En la izquierda, en teoría, a diferencia de los partidos del capital, se privilegia la acción colectiva consciente sobre la dinámica individual. La red de interacción de los militantes, la disciplina, la solidaridad humana, la comunidad de intereses más allá de lo inmediato, la mística tantas veces religiosa y el objetivo común de concebir su propia acción política como transformadora, le confieren, se supone, una calidad histórica distinta. Transformar la sociedad desde el Estado es el objetivo declarado y no tiene sentido sólo transitar por el gobierno. En estos predios hubo, sin embargo, caudillos que se arroparon en el aparato partidario, pequeños la mayoría de ellos, que ensombrecieron la organización, manejaron y crearon un aparato a su imagen y semejanza, encapsulándola en un discurso que no permitía diferencias que se justificaba por un mal entendido centralismo democrático. El lugar donde prosperó, generalmente, este estilo centralizador de las decisiones, autoritario y antidemocrático, fue el cargo que individualiza esa dinámica: la secretaría general. Función partidaria de dirección, que no por casualidad es incuestionada, copada de muchos casos por mediocres hombres de aparato y de la que han salido los mejores hijos de Stalin. Este puesto ha permitido en más de una oportunidad, que se visualice y confunda al partido con su secretario general, la iniciativa colectiva a su buena voluntad y las diferencias, con otras organizaciones, como diferencias personales.

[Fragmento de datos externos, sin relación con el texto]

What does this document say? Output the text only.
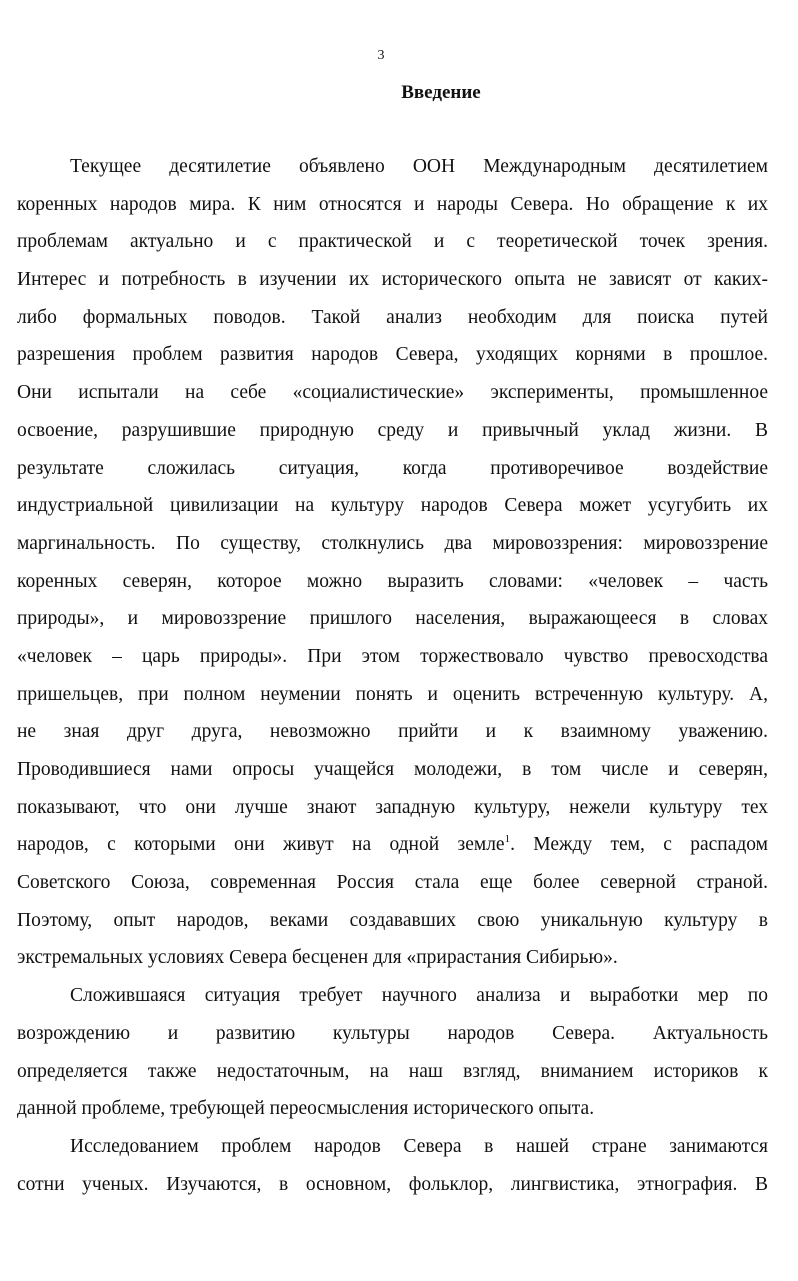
3
Введение
Текущее десятилетие объявлено ООН Международным десятилетием
коренных народов мира. К ним относятся и народы Севера. Но обращение к их
проблемам актуально и с практической и с теоретической точек зрения.
Интерес и потребность в изучении их исторического опыта не зависят от каких-
либо формальных поводов. Такой анализ необходим для поиска путей
разрешения проблем развития народов Севера, уходящих корнями в прошлое.
Они испытали на себе «социалистические» эксперименты, промышленное
освоение, разрушившие природную среду и привычный уклад жизни. В
результате сложилась ситуация, когда противоречивое воздействие
индустриальной цивилизации на культуру народов Севера может усугубить их
маргинальность. По существу, столкнулись два мировоззрения: мировоззрение
коренных северян, которое можно выразить словами: «человек – часть
природы», и мировоззрение пришлого населения, выражающееся в словах
«человек – царь природы». При этом торжествовало чувство превосходства
пришельцев, при полном неумении понять и оценить встреченную культуру. А,
не зная друг друга, невозможно прийти и к взаимному уважению.
Проводившиеся нами опросы учащейся молодежи, в том числе и северян,
показывают, что они лучше знают западную культуру, нежели культуру тех
народов, с которыми они живут на одной земле$^1$. Между тем, с распадом
Советского Союза, современная Россия стала еще более северной страной.
Поэтому, опыт народов, веками создававших свою уникальную культуру в
экстремальных условиях Севера бесценен для «прирастания Сибирью».
Сложившаяся ситуация требует научного анализа и выработки мер по
возрождению и развитию культуры народов Севера. Актуальность
определяется также недостаточным, на наш взгляд, вниманием историков к
данной проблеме, требующей переосмысления исторического опыта.
Исследованием проблем народов Севера в нашей стране занимаются
сотни ученых. Изучаются, в основном, фольклор, лингвистика, этнография. В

Este vértice de las jerarquías partidarias ha demostrado en nuestro país una viabilidad peligrosa pues es el antítesis de la afirmación que sostiene que la transformación de la sociedad pasa por la praxis consciente de las clases anticapitalistas y no por la inspiración o astucia de un individuo. Si en esta contradicción predomina la segunda idea, estamos delante de la enajenación de la acción partidaria en la figura del secretario general, en quien se cifrarán todas las esperanzas, adormeciendo, de esta manera, la praxis colectiva.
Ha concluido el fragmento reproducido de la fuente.